The experiments have been carried out with a group of 30 volunteers within an age bracket of 19-48 years. Each person performed six activities (WALKING, WALKING_UPSTAIRS, WALKING_DOWNSTAIRS, SITTING, STANDING, LAYING) wearing a smartphone (Samsung Galaxy S II) on the waist. Using its embedded accelerometer and gyroscope, we captured 3-axial linear acceleration and 3-axial angular velocity at a constant rate of 50Hz. The experiments have been video-recorded to label the data manually. The obtained dataset has been randomly partitioned into two sets, where 70% of the volunteers was selected for generating the training data and 30% the test data.

The sensor signals (accelerometer and gyroscope) were pre-processed by applying noise filters and then sampled in fixed-width sliding windows of 2.56 sec and 50% overlap (128 readings/window). The sensor acceleration signal, which has gravitational and body motion components, was separated using a Butterworth low-pass filter into body acceleration and gravity. The gravitational force is assumed to have only low frequency components, therefore a filter with 0.3 Hz cutoff frequency was used.

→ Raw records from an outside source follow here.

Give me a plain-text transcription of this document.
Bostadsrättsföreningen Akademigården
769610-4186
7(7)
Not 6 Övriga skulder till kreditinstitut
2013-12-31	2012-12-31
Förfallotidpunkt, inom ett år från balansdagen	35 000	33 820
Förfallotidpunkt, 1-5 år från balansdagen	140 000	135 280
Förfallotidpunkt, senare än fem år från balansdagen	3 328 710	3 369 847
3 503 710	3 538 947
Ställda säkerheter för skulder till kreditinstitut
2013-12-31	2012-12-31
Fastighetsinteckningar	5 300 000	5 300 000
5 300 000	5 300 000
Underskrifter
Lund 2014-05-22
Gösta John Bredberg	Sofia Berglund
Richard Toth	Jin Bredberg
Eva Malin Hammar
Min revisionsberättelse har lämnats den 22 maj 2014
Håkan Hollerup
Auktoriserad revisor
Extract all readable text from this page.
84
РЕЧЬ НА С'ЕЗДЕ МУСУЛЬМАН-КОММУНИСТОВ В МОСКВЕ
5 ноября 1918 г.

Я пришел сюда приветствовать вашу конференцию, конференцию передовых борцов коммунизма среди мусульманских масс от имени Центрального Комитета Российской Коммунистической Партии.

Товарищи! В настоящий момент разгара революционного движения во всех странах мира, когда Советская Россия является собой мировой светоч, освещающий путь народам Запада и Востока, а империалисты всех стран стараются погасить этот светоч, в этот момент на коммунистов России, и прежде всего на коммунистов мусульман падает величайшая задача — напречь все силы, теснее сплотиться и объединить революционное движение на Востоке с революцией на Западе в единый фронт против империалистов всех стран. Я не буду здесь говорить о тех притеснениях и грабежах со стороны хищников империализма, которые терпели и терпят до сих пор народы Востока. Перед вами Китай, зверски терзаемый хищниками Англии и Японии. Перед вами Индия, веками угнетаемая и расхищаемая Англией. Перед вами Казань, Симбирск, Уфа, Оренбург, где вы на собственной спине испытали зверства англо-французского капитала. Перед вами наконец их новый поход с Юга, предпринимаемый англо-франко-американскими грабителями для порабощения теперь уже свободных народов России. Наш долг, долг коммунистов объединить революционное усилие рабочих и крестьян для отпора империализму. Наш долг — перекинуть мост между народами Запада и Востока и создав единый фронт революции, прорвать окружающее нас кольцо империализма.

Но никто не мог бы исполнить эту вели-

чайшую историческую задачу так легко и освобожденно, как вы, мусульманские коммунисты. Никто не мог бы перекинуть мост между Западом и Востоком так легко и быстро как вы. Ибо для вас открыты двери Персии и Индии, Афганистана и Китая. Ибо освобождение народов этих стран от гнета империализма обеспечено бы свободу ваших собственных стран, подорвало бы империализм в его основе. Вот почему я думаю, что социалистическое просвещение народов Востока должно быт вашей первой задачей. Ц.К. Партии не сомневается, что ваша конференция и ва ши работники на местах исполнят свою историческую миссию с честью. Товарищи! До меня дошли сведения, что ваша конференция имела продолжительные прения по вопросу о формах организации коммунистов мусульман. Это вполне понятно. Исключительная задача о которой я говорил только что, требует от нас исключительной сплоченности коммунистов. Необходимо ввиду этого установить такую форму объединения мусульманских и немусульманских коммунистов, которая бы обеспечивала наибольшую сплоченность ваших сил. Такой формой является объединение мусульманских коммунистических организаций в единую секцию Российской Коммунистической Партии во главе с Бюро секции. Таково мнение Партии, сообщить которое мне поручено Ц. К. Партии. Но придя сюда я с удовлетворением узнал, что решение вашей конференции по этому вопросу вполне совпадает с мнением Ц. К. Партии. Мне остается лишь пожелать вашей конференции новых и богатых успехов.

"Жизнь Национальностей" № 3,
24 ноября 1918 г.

From each window, a vector of features was obtained by calculating variables from the time and frequency domain.

For each record it is provided:

  • Triaxial acceleration from the accelerometer (total acceleration) and the estimated body acceleration.
  • Triaxial Angular velocity from the gyroscope.
  • A 561-feature vector with time and frequency domain variables.
  • Its activity label.
  • An identifier of the subject who carried out the experiment.